Microsoft’s project is called Bonsai Brain which aims to model and develop an AI component that can be used in a variety of autonomous tasks and applications. The Bonsai brain has received training and practice in managing unforeseen circumstances and keeping operations running smoothly. The huge reduction in downtime brought on by increased production efficiency is its main selling point. For automation tasks, larger neural networks must be created, however, Bonsai’s brain works without trained or simulated neural networks.



Any engineer or business user can develop ML predictions using point-and-click choices and automatically merge their data to create individual or batch forecasts using the Amazon Sagemaker Canvas.  Due to the excessive demand for cloud-focused talents and the belief that the solution will help with the existing skill-gap issues, Amazon intends to increase the no-code/low-code portfolio.

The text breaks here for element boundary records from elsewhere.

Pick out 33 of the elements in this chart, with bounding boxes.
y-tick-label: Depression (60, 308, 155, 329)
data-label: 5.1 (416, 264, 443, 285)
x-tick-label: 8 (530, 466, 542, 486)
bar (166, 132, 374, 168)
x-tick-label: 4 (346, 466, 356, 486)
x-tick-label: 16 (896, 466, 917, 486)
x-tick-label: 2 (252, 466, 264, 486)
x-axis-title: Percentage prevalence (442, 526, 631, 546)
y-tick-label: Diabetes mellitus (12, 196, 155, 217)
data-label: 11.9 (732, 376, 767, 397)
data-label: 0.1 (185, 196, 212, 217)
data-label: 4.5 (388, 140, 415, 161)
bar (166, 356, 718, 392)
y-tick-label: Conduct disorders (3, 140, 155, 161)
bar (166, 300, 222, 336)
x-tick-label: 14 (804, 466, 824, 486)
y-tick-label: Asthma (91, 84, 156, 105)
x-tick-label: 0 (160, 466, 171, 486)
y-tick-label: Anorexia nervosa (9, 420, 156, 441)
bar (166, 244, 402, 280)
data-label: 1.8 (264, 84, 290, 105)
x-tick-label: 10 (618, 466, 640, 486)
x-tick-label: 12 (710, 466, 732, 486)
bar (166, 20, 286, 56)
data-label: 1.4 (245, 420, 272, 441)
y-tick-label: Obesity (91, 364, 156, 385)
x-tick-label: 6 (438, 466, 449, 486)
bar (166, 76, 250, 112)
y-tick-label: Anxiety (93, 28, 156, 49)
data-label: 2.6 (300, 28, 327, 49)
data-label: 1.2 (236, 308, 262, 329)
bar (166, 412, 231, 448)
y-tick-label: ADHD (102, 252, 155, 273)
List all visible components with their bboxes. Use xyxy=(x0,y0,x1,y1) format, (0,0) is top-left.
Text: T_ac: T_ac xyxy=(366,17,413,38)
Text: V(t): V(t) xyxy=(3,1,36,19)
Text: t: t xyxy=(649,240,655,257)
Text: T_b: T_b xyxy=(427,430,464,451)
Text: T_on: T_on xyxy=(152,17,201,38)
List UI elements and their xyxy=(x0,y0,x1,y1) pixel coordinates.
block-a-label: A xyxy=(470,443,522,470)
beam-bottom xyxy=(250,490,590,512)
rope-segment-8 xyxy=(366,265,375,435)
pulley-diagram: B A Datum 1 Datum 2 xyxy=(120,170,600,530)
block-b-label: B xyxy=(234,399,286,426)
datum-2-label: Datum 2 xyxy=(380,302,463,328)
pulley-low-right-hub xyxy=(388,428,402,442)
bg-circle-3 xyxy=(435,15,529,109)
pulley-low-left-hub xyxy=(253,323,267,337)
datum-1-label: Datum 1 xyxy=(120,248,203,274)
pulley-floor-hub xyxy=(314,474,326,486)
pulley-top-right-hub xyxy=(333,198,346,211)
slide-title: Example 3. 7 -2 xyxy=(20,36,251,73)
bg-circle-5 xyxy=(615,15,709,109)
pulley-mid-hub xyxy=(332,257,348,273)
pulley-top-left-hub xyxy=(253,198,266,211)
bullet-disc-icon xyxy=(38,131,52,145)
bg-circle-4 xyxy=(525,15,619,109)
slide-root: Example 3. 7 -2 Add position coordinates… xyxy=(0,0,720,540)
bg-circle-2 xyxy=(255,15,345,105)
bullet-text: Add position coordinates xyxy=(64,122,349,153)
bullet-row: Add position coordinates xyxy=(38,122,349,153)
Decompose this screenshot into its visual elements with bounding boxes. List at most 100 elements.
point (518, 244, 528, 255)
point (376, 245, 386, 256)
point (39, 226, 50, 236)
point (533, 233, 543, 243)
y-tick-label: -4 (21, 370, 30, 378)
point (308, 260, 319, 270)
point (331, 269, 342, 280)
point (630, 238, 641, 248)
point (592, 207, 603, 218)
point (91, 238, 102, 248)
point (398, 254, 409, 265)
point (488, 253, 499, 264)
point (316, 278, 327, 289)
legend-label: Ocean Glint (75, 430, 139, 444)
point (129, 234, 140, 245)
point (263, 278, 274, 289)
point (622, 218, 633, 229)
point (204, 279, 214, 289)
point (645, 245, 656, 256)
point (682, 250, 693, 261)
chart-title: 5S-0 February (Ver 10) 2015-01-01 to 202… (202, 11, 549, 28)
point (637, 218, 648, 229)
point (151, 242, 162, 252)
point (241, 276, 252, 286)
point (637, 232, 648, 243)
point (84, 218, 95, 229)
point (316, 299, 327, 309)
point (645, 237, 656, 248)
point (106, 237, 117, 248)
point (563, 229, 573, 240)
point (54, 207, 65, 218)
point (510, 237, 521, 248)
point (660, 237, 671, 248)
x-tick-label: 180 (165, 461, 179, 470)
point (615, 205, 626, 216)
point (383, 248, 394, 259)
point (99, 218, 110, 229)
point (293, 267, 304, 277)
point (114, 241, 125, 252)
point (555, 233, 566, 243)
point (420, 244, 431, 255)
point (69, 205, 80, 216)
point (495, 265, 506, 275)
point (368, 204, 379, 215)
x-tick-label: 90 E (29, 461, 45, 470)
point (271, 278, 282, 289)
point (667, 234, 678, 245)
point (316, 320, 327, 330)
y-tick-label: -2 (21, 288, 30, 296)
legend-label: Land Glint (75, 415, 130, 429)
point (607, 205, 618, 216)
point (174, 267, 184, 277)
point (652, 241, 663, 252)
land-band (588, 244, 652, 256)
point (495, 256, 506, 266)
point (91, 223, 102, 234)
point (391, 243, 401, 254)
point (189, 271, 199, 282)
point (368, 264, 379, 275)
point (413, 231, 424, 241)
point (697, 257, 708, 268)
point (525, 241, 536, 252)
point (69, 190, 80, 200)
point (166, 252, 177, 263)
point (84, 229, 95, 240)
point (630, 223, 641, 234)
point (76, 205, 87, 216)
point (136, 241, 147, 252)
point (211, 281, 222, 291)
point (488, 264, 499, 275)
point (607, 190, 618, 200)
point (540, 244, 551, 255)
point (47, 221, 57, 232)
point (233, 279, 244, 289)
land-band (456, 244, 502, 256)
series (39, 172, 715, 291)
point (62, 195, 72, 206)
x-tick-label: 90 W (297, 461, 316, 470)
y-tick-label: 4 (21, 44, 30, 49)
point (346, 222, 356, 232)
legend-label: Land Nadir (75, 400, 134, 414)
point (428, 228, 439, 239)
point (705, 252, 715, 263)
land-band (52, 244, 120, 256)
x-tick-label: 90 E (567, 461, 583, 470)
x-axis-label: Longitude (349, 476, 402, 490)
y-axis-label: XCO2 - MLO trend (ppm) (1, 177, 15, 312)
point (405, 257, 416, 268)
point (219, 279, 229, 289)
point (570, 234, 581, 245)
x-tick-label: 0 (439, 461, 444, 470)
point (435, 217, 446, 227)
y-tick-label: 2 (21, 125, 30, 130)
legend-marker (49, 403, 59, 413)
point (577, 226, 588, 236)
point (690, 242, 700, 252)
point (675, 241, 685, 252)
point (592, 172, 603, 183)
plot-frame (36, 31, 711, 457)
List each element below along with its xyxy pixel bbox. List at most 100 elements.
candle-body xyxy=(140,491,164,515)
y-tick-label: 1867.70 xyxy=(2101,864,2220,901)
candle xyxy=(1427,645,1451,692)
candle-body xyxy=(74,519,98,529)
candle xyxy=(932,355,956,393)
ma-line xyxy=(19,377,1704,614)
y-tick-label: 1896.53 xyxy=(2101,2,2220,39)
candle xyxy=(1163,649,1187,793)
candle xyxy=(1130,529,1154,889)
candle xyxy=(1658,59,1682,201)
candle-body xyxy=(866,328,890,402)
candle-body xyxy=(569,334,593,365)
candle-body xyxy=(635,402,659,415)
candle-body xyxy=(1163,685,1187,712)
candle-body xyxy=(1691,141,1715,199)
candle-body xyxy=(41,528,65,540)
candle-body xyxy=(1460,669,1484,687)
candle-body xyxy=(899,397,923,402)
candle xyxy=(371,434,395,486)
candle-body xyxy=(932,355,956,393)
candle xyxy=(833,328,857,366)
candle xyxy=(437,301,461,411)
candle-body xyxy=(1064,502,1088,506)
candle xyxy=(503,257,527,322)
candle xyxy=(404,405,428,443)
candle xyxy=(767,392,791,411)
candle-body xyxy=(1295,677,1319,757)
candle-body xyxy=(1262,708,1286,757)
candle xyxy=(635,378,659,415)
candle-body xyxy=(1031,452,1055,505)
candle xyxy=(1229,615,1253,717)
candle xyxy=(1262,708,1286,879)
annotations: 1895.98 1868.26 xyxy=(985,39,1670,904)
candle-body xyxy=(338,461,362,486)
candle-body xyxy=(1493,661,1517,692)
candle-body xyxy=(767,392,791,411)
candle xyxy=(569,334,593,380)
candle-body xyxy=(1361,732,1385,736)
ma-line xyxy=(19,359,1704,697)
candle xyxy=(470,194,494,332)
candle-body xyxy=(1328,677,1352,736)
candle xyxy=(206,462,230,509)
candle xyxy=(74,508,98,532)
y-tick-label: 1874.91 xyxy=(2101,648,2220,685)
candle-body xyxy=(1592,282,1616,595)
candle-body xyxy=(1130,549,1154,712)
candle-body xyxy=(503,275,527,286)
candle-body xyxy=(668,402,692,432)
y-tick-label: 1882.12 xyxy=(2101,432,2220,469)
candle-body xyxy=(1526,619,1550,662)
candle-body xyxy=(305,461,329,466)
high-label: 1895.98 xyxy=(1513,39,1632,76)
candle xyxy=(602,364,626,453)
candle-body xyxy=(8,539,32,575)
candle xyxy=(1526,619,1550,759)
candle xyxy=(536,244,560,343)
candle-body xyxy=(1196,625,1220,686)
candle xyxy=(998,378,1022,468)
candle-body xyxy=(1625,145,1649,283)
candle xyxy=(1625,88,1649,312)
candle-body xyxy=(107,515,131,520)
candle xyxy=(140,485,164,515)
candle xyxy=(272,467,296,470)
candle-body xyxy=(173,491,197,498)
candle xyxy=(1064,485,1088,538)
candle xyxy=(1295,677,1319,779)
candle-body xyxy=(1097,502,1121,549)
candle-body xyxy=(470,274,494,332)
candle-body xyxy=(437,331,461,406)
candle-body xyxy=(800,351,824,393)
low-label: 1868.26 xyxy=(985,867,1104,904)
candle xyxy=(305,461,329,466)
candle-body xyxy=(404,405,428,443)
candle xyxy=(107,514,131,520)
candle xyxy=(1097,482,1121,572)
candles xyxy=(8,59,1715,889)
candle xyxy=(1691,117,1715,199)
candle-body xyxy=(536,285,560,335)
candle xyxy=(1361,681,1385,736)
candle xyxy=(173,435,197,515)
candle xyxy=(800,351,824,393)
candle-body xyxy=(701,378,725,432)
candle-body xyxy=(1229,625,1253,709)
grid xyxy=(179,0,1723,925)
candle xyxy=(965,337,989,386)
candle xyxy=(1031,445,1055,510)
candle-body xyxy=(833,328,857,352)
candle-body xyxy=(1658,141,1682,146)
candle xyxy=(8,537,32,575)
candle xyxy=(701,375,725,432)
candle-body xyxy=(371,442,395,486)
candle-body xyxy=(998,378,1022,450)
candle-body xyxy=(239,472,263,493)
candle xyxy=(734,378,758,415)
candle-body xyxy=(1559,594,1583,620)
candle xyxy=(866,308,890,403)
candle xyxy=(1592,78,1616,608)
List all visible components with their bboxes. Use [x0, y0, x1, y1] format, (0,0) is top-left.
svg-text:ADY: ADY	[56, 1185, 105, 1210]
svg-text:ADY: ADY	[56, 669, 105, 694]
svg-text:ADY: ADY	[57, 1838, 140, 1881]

With no-code/low-code, the business also hoped to appeal to non-technical users.

By removing the requirement for users to write any code, AWS hopes to simplify the development of AI using SageMaker Canvas. The industry leader in cloud computing claims that the tool doesn’t also require substantial expertise in machine learning techniques.

A SageMaker Canvas user must first supply a training dataset in order to create an AI model. Employees have the option of importing data from their company’s internal systems or uploading the training dataset as a spreadsheet. SageMaker Canvas can access data from Amazon S3 records, on-premises databases, and other cloud sources including the Amazon Redshift data warehouse, and other sources.  Users can choose to combine the many training datasets they import into a single file for their AI applications. Important data preparation processes are automated using SageMaker Canvas. The tool assists in locating problems like empty spreadsheet fields.